Sum the parameters passed in the generator:

# Child generator
def generator_1():
    total = 0
    while True:
        x = yield
        print('add --', x)
        if not x:
            break
        total += x
    return total


# Delegate generator
def generator_2():
    while True:
        total = yield from generator_1()  # Child generator
        print('sum is --', total)


# Caller
def main():
    g1 = generator_1()
    g1.send(None)
    g1.send(2)
    g1.send(3)
    g1.send(None)


if __name__ == '__main__':
    main()

Printing

Traceback (most recent call last):
add -- 2
add -- 3
add -- None
  File "xxx/demo.py", line 121, in <module>
    main()
  File "xxx/demo.py", line 112, in main
    g1.send(None)
StopIteration: 5

That is to say, the function cannot be realized through generator 1.
Use generator? 2 to try:

# Child generator
def generator_1():
    total = 0
    while True:
        x = yield
        print('add --', x)
        if not x:
            break
        total += x
    return total


# Delegate generator
def generator_2():
    while True:
        # yield from establish the channel of caller and sub generator
        total = yield from generator_1()  # Child generator
        print('sum is --', total)


# Caller
def main():
    g2 = generator_2()
    g2.send(None)
    g2.send(2)
    g2.send(3)
    g2.send(None)


if __name__ == '__main__':
    main()

Printing

add -- 2
add -- 3
add -- None
sum is -- 5

The function is realized.
Description and interpretation:
Sub generator: the generator 1() generator function after yield from is a sub generator;
Delegate generator: generator_2() is the delegate generator in the program, which is responsible for delegate sub generator to complete specific tasks;
Caller: main() is the caller in the program and is responsible for calling the delegate generator.
Yield from establishes the channel between the caller and the sub generator. With the help of the delegate generator, the value passed by the send() function is passed to the sub generator through yield from;
yield from saves a lot of exception handling.

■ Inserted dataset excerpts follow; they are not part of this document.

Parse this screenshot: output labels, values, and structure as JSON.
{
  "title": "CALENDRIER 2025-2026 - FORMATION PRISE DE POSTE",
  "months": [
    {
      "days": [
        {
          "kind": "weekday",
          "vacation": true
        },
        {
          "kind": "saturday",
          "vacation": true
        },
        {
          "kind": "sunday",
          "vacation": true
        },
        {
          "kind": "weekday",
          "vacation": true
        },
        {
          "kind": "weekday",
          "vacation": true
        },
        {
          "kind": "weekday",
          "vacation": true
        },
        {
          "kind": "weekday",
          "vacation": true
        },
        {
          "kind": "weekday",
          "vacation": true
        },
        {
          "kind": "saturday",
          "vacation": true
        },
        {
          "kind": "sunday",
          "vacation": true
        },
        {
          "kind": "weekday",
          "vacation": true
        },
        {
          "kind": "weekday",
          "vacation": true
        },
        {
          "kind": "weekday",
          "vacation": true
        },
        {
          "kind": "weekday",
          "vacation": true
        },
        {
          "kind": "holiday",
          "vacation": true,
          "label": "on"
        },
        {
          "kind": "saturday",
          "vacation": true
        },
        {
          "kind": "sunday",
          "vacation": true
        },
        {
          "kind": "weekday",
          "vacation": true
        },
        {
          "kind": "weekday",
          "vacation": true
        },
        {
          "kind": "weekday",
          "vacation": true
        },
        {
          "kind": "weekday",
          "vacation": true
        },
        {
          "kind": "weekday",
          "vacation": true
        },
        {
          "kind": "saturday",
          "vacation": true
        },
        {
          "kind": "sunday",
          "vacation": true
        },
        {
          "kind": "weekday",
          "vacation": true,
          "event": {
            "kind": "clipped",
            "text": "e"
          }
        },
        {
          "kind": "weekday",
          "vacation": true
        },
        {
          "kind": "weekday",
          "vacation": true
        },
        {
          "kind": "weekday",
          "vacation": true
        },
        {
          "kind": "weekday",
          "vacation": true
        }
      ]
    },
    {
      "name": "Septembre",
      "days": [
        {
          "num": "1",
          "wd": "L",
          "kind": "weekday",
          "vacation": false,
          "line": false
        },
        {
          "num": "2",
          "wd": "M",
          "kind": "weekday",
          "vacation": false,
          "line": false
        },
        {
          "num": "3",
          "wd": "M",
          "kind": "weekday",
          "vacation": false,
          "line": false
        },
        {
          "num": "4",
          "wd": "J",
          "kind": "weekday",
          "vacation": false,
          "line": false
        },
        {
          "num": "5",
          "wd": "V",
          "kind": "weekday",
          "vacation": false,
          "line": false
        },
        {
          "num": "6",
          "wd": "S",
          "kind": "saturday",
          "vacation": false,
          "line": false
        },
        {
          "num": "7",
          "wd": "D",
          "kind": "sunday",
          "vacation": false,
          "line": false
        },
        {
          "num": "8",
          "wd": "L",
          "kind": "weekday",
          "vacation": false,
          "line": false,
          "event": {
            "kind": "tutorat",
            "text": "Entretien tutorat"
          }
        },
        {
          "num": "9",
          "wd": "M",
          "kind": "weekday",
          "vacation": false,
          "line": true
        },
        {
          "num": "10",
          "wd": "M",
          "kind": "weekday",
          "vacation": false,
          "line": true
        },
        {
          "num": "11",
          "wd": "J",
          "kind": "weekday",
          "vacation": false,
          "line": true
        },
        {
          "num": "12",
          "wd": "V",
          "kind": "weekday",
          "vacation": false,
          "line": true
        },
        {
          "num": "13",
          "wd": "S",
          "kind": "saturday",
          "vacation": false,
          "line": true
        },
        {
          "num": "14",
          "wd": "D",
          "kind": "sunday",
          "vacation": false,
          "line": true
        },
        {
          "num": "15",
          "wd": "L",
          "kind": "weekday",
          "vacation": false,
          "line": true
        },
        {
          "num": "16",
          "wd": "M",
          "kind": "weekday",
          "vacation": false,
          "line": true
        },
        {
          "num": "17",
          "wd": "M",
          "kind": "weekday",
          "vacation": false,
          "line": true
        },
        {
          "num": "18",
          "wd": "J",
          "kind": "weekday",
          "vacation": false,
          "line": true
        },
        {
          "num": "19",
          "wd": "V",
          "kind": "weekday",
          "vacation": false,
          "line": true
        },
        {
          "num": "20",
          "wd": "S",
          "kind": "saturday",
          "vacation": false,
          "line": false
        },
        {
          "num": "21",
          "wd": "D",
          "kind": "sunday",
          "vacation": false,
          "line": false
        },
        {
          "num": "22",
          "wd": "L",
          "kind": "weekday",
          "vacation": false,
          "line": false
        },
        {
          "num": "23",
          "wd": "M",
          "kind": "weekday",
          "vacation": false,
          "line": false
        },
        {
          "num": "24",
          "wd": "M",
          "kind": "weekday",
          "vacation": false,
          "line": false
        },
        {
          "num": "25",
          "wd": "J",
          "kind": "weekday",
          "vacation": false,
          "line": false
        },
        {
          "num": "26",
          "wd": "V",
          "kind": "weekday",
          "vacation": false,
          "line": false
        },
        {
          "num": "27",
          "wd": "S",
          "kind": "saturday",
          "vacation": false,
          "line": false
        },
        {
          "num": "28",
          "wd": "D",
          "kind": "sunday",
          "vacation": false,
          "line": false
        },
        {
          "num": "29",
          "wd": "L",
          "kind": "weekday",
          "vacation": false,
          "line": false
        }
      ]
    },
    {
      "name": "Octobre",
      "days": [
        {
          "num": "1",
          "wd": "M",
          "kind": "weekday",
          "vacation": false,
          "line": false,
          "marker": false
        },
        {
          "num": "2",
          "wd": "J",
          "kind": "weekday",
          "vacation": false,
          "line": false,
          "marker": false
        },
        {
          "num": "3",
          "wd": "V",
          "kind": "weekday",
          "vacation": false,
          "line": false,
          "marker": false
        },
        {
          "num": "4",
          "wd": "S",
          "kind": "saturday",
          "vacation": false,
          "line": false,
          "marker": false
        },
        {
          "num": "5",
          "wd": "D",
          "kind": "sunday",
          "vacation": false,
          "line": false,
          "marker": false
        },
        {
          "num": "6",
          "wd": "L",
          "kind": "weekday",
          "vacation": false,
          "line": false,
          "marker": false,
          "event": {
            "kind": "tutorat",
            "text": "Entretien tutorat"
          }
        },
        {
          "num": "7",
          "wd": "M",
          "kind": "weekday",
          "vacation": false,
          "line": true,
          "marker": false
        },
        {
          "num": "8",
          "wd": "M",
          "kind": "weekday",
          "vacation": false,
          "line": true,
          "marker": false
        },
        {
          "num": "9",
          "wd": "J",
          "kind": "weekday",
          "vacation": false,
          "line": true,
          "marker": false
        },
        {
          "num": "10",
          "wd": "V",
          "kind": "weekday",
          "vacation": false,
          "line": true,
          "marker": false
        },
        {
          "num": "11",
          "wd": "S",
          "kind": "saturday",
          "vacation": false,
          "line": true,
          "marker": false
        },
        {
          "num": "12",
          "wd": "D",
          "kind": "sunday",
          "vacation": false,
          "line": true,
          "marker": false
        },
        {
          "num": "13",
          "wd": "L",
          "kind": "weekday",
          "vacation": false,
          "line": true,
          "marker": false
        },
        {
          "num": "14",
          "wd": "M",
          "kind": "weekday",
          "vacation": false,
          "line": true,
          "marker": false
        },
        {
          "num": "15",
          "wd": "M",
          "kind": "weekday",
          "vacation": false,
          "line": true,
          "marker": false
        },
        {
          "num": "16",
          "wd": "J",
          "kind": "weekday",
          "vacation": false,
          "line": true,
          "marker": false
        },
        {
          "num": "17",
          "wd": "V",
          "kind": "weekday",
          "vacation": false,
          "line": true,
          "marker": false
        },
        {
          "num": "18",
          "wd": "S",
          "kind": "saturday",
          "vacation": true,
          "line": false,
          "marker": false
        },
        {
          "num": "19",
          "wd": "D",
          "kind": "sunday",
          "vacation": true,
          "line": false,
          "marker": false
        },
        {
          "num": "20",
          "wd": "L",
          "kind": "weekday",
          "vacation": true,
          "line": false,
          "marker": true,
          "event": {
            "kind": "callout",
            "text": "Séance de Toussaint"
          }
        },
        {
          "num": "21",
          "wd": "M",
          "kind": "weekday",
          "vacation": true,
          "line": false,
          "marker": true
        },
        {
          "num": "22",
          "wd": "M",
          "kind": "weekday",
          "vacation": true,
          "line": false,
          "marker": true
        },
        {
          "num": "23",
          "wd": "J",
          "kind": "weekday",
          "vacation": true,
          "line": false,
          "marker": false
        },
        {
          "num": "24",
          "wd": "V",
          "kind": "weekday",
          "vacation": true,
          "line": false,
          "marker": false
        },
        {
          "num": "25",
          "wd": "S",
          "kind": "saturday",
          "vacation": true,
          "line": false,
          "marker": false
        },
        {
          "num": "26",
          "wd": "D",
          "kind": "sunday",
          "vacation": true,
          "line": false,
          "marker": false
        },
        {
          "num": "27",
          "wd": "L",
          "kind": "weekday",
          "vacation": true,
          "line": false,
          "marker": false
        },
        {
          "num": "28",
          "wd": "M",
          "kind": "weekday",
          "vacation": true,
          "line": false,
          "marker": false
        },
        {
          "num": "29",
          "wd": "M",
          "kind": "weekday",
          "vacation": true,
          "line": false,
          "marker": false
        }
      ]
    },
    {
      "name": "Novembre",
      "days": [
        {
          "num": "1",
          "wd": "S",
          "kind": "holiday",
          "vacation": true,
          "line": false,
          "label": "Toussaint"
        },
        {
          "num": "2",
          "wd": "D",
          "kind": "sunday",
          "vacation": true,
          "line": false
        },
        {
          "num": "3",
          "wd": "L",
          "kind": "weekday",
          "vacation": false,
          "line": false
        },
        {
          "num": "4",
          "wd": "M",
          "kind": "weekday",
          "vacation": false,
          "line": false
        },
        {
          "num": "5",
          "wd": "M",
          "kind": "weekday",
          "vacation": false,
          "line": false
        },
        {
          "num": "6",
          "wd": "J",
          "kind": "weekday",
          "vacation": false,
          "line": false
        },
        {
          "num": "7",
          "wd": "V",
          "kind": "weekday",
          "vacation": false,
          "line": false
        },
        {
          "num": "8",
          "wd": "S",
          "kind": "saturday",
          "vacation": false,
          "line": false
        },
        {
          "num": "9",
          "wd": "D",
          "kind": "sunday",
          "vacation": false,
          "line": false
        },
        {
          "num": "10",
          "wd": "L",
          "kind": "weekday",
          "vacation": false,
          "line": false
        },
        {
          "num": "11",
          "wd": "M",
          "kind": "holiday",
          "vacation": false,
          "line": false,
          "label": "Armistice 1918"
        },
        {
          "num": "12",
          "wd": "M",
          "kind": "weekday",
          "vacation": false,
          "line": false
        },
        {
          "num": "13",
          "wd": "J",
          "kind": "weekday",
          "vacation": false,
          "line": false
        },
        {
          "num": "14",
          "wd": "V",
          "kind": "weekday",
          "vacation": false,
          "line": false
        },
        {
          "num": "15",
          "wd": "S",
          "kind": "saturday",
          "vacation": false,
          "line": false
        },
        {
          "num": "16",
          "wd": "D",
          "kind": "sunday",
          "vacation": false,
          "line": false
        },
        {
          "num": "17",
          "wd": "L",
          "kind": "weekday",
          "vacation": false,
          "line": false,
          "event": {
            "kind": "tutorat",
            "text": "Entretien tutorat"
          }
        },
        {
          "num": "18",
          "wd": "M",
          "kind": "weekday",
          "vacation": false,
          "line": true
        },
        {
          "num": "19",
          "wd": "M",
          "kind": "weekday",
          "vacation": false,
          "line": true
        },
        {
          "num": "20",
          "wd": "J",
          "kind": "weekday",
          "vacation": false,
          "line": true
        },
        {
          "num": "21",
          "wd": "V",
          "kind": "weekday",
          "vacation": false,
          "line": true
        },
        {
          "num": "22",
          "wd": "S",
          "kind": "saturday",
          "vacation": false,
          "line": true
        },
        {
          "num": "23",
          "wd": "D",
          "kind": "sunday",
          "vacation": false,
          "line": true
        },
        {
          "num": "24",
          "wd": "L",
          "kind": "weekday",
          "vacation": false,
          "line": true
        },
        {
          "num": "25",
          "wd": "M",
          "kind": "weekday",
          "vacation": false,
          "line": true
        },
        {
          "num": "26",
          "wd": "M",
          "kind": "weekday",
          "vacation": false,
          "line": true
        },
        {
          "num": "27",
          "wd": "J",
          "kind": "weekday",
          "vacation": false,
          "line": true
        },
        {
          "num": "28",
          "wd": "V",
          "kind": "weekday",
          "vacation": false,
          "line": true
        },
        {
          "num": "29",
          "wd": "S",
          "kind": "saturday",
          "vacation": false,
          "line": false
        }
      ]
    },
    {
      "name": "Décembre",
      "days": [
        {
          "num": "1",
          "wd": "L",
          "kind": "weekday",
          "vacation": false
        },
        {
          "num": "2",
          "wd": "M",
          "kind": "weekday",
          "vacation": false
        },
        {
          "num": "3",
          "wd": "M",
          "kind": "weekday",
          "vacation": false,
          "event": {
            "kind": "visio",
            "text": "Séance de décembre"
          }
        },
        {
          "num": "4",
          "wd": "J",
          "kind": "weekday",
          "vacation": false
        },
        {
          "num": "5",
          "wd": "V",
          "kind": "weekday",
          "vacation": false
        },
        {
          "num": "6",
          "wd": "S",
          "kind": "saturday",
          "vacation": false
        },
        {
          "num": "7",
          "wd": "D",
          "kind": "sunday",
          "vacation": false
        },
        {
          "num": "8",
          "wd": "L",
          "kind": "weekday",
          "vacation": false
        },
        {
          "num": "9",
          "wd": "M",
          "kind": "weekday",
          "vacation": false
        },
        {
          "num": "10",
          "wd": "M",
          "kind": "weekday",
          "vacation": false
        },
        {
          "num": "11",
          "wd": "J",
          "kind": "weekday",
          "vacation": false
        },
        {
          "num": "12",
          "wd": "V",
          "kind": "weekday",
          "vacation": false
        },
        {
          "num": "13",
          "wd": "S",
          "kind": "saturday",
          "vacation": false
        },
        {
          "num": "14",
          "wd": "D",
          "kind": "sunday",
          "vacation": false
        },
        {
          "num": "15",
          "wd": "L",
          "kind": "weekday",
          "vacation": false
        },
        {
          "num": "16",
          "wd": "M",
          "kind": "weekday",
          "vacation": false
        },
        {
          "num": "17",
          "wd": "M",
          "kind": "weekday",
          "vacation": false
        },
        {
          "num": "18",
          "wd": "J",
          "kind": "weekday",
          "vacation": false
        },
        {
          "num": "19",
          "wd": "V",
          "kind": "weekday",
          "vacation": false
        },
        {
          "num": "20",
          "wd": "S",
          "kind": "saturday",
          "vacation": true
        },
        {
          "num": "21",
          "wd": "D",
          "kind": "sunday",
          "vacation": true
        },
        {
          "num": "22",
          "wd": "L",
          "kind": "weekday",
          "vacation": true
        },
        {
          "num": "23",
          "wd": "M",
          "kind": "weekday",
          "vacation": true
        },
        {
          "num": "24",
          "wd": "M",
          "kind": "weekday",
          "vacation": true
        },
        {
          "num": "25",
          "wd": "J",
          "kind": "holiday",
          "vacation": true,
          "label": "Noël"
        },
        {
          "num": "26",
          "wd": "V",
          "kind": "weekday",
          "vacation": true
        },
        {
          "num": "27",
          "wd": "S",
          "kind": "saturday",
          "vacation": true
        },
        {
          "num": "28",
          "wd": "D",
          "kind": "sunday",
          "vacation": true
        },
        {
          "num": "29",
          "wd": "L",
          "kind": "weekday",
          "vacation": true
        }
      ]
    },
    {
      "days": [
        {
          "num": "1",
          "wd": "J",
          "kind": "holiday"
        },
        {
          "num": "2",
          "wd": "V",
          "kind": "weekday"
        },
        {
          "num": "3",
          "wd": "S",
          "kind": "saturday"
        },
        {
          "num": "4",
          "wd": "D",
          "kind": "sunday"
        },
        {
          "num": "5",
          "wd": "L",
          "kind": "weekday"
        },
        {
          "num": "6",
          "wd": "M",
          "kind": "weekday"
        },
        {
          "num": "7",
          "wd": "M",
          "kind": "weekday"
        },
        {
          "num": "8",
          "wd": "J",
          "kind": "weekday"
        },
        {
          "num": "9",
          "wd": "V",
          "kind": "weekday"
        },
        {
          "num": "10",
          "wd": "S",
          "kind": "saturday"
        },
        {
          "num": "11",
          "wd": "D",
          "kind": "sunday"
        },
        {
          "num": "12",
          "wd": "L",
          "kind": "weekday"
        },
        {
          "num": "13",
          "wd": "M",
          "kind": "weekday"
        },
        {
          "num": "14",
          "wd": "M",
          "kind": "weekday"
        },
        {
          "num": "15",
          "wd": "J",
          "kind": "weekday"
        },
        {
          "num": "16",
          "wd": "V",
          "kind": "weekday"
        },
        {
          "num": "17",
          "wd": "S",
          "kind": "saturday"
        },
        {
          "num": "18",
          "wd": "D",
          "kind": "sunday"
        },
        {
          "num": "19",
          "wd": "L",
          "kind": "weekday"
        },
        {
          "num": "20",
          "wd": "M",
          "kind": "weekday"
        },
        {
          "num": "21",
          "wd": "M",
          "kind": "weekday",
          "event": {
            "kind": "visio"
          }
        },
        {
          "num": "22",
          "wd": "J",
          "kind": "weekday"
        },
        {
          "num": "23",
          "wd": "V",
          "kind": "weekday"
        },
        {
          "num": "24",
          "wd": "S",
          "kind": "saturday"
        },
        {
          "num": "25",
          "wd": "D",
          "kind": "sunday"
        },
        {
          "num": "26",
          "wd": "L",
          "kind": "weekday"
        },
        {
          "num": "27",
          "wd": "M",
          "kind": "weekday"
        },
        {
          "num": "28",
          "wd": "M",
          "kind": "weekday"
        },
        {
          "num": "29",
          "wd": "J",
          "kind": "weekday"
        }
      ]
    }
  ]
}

3, Multitasking with Greenlet & gevent

1. Concept of cooperation

A coroutine, also known as a micro thread, is another way to implement multitasking in Python. It is only smaller than a thread and occupies smaller execution units (understood as the required resources).
The orchestration in Python has roughly gone through the following three stages:

  • (1) The original generator deformation yield/send
  • (2)yield from
  • (3) Introducing the async/await keyword in the latest Python version 3.5

The cooperation program has its own CPU context. Only by saving the running state through yield can the CPU context program be recovered.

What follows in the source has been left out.